By Hyun Ho Sohn, Portfolio Manager
Surie Radhika, Investment Director

We have seen increased volatility in markets as a confluence of changing expectations on economic growth, interest rates and mega-cap technology earnings in the US (combined with an unwinding of a Japanese yen carry trade in Japan) have shaken investor confidence. Market volatility has been exacerbated by the unwinding of a crowded trade, hedge fund de-risking and passive moves.

Looking at technology sector specifically, we need to be careful in reading into earnings, because at this point they could represent a lagging indicator. Having said that, while traditional IT spending has been weak, most mega cap earnings reported so far have been fine, with these companies still showing strong year-on-year growth. Areas like hyperscale cloud stand out as they continue to see resilient demand. In contrast, cyclicals (broad-based semiconductors) have disappointed against market expectations of a recovery. Many semiconductor names which became overpriced during the AI-sentiment driven rally, with cyclical and geopolitical risks ignored then, have corrected since. Overall, the fundamental picture does not cause alarm.

In fact, the blanket selling by market participants has opened up interesting investment opportunities for those that can take a disciplined, long-term active view.
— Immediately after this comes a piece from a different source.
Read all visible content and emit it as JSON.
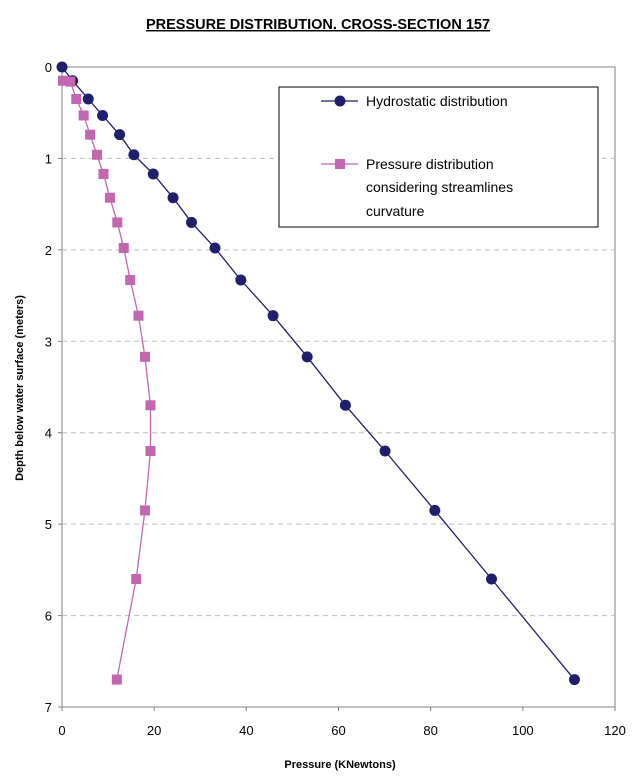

Whilst most of the market fixates on the rotation and short-term earnings impact from macro factors, those taking a long-term view have opportunity to invest in companies with durable long-term earnings potential. We are seeing opportunities emerge in such businesses and more specifically areas like mid-cap software that had been de-rated as well as semiconductors that have already gone through a massive de-stocking cycle.

While market expects the massive AI infrastructure build- out to continue without any speed bumps, we feel that there are underappreciated risks in terms of the magnitude and pace of generative AI adoption. Therefore, we avoided expensive semiconductor names and prefer more diversified and value-oriented names in the segment. We also continue to see value in digitalisation leader in ‘old economy’ areas. Overall, we believe that investors should be constructive on AI, but in a way that fully weighs the risks as well as the rewards involved and the phasing of value creation. Technology themes will likely broaden beyond AI from here, and we see strong tailwinds for cloud infrastructure and software, as well as attractive valuations in analogue semiconductors, IT services, and communications equipment.